Former US secretary of state Rice to visit Israel

Condoleezza Rice to participate in conference on home front security, in first visit to Israel since leaving office.

Condoleezza Rice 311 R (photo credit: REUTERS/Lucas Jackson)
Condoleezza Rice 311 R
(photo credit: REUTERS/Lucas Jackson)
Condoleezza Rice, who was secretary of state under US president George W. Bush, will visit Israel next week for the first time since leaving office in January 2009, to take part in a conference on home front security.
Rice, whose name has been mentioned as a possible Republican vice presidential candidate for presumptive Republican candidate Mitt Romney, is scheduled to meet with President Shimon Peres and Prime Minister Binyamin Netanyahu during her stay.
Though Rice was close to Tzipi Livni when the latter was foreign minister, it is not immediately clear whether the two will meet.
Former prime minister Ehud Olmert cited Rice’s memoirs at the recent Jerusalem Post Conference in New York when he accused Livni, without mentioning her by name, of going behind his back to Palestinian Authority President Mahmoud Abbas and telling him to wait for her to take over as prime minister for a better peace offer.

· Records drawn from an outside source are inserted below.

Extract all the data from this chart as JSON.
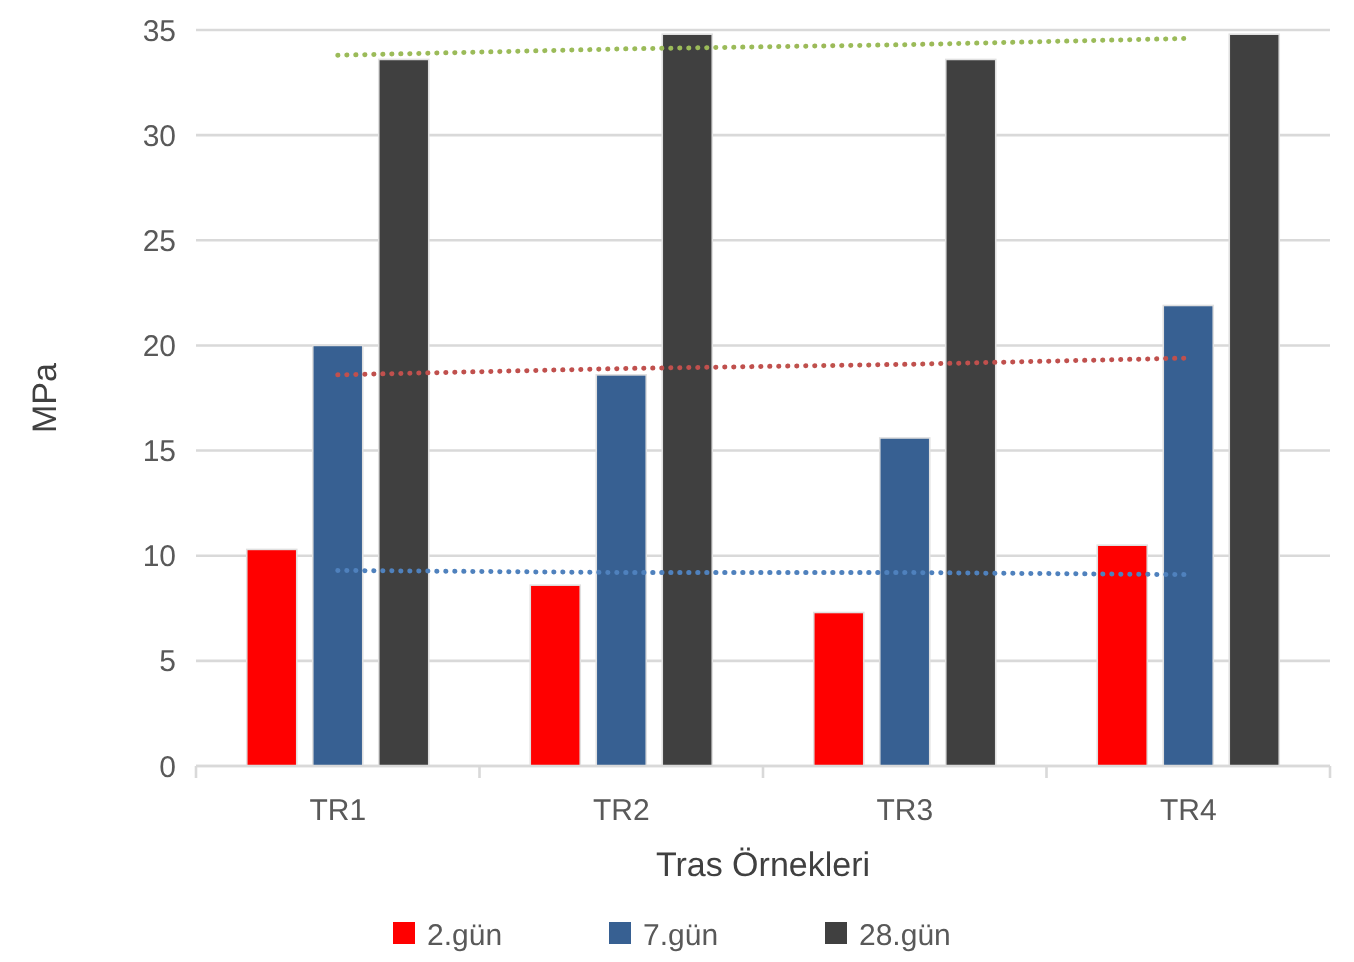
{
  "chart_data": {
    "type": "bar",
    "xlabel": "Tras Örnekleri",
    "ylabel": "MPa",
    "categories": [
      "TR1",
      "TR2",
      "TR3",
      "TR4"
    ],
    "series": [
      {
        "name": "2.gün",
        "color": "#ff0000",
        "values": [
          10.3,
          8.6,
          7.3,
          10.5
        ]
      },
      {
        "name": "7.gün",
        "color": "#376092",
        "values": [
          20.0,
          18.6,
          15.6,
          21.9
        ]
      },
      {
        "name": "28.gün",
        "color": "#404040",
        "values": [
          33.6,
          34.8,
          33.6,
          34.8
        ]
      },
      {
        "type": "line",
        "color": "#9bbb59",
        "line_style": "dotted",
        "values": [
          33.8,
          34.1,
          34.3,
          34.6
        ]
      },
      {
        "type": "line",
        "color": "#c0504d",
        "line_style": "dotted",
        "values": [
          18.6,
          18.9,
          19.1,
          19.4
        ]
      },
      {
        "type": "line",
        "color": "#4f81bd",
        "line_style": "dotted",
        "values": [
          9.3,
          9.2,
          9.2,
          9.1
        ]
      }
    ],
    "ylim": [
      0,
      35
    ],
    "yticks": [
      0,
      5,
      10,
      15,
      20,
      25,
      30,
      35
    ],
    "grid": "y",
    "legend": "bottom"
  }
}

Abbas never responded to Olmert’s offer, and Livni never became prime minister.
In her memoirs, No Higher Honor: A Memoir of My Years in Washington, Rice wrote about the Olmert proposal and Abbas’s response: “Still, I worried that there might never be another chance like this one. Tzipi Livni urged me (and, I believe, Abbas) not to enshrine the Olmert proposal. ‘He has no standing in Israel.’” Rice, a political science professor at Stanford, is also the head of a private consulting firm advising Motorola, and will take part in a conference sponsored by Motorola Solutions Sunday on “next generation solutions” for home front security. Among others speaking will be Strategic Affairs Minister Moshe Ya’alon, outgoing Home Front Defense Minister Matan Vilna’i, and Haifa Mayor Yona Yahav.
Although polls have indicated Rice is the favored vice presidential pick among Republican voters, she told Fox News in March that Romney should look for “somebody who really wants” to be in elected office.
“How many ways can I say it?” she quipped. “Not me.”